UCLA Department of Civil & Environmental Engineering
Daytime land-atmosphere interactions are the result of two-way coupled processes where the land states strongly affect the overlying atmospheric properties, and vice versa. A numerical framework integrating a radiative parameterization, a large-eddy simulation and a force-restore land surface model to investigate the impact of surface heterogeneity scale on convective boundary layer structure (study 1) and local-scale atmospheric feedbacks on surface fluxes and states (study 2) is presented. Using field measurements collected during the NASA-sponsored Soil Moisture-Atmosphere Coupling Experiment 2002, a 12-hour daytime diurnal cycle simulation is performed to evaluate the coupled model performance and good agreement is obtained in comparisons between model outputs and observations at both footprint- and domain-averaged scales.
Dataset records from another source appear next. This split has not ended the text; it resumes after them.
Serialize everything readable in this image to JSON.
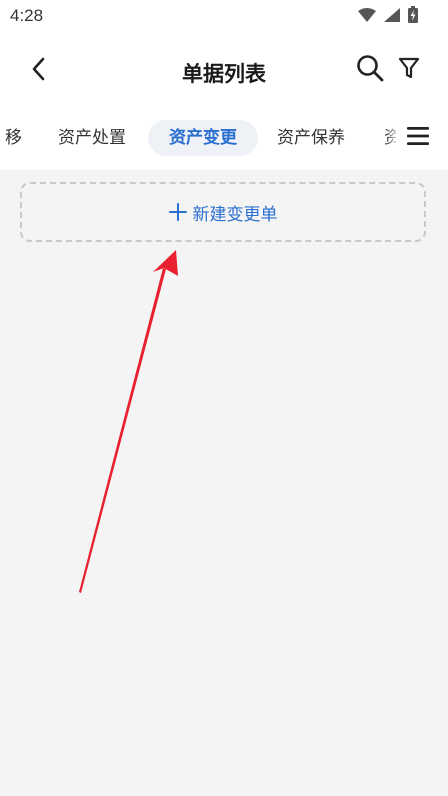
{
  "status_bar": {
    "time": "4:28",
    "icons": [
      "wifi-icon",
      "signal-icon",
      "battery-charging-icon"
    ]
  },
  "header": {
    "title": "单据列表",
    "back_icon": "chevron-left-icon",
    "search_icon": "search-icon",
    "filter_icon": "filter-icon"
  },
  "tabs": {
    "partial_left": "移",
    "items": [
      {
        "label": "资产处置",
        "active": false
      },
      {
        "label": "资产变更",
        "active": true
      },
      {
        "label": "资产保养",
        "active": false
      }
    ],
    "partial_right": "资",
    "menu_icon": "hamburger-menu-icon"
  },
  "main": {
    "new_button_label": "新建变更单",
    "new_button_icon": "plus-icon"
  },
  "colors": {
    "accent": "#2a6fd0",
    "active_tab_bg": "#eef1f6",
    "page_bg": "#f4f4f4",
    "annotation_arrow": "#e8202f"
  }
}
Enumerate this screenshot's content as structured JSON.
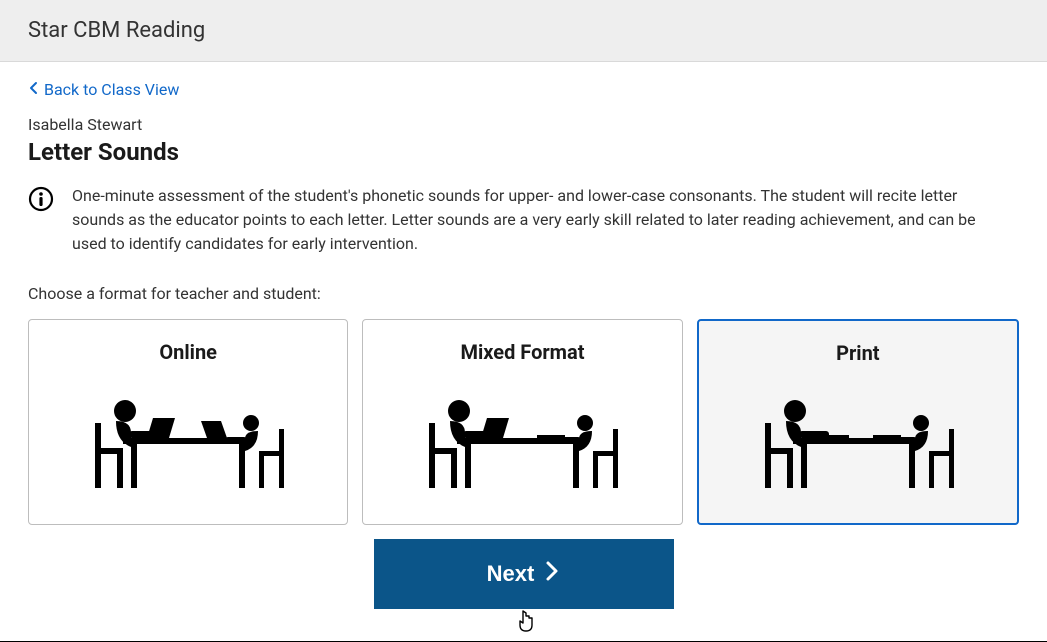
{
  "header": {
    "app_title": "Star CBM Reading"
  },
  "nav": {
    "back_label": "Back to Class View"
  },
  "student": {
    "name": "Isabella Stewart"
  },
  "assessment": {
    "title": "Letter Sounds",
    "description": "One-minute assessment of the student's phonetic sounds for upper- and lower-case consonants. The student will recite letter sounds as the educator points to each letter. Letter sounds are a very early skill related to later reading achievement, and can be used to identify candidates for early intervention."
  },
  "format_section": {
    "prompt": "Choose a format for teacher and student:",
    "options": [
      {
        "id": "online",
        "label": "Online",
        "teacher_device": "laptop",
        "student_device": "laptop",
        "selected": false
      },
      {
        "id": "mixed",
        "label": "Mixed Format",
        "teacher_device": "laptop",
        "student_device": "paper",
        "selected": false
      },
      {
        "id": "print",
        "label": "Print",
        "teacher_device": "paper",
        "student_device": "paper",
        "selected": true
      }
    ]
  },
  "actions": {
    "next_label": "Next"
  },
  "colors": {
    "accent": "#1168c9",
    "primary_button": "#0b5589",
    "header_bg": "#eeeeee"
  },
  "icons": {
    "info": "info-circle-icon",
    "back_chevron": "chevron-left-icon",
    "next_chevron": "chevron-right-icon"
  }
}
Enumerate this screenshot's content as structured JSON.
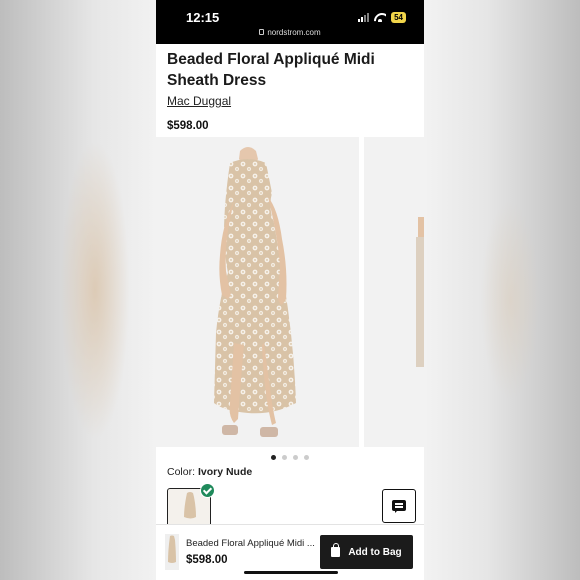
{
  "status_bar": {
    "time": "12:15",
    "url": "nordstrom.com",
    "battery": "54",
    "battery_color": "#f1d54a"
  },
  "product": {
    "title": "Beaded Floral Appliqué Midi Sheath Dress",
    "brand": "Mac Duggal",
    "price": "$598.00"
  },
  "gallery": {
    "images": [
      {
        "icon": "dress-front-photo"
      },
      {
        "icon": "dress-partial-photo"
      }
    ],
    "dots": [
      true,
      false,
      false,
      false
    ]
  },
  "color": {
    "label": "Color: ",
    "value": "Ivory Nude",
    "selected_check_color": "#1f8a5b"
  },
  "chat": {
    "icon": "chat-icon"
  },
  "bottom_bar": {
    "name": "Beaded Floral Appliqué Midi ...",
    "price": "$598.00",
    "add_to_bag_label": "Add to Bag"
  }
}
Results from the first study show the surface heterogeneity scale has strong impact on the boundary layer structure as well as blending height. The second study shows the surface fluxes and near-surface states are dominated by the local-scale feedback of air temperature and wind speed, respectively. The total feedback of multiple air properties increases if all individual impacts are in the same phase; otherwise, the impacts partially cancel each other. Results indicate that the impact of ignoring local-scale atmospheric feedbacks results in a clear error in the estimation of sensible heat flux (up to 18 %) and near-surface soil moisture (up to 10 %).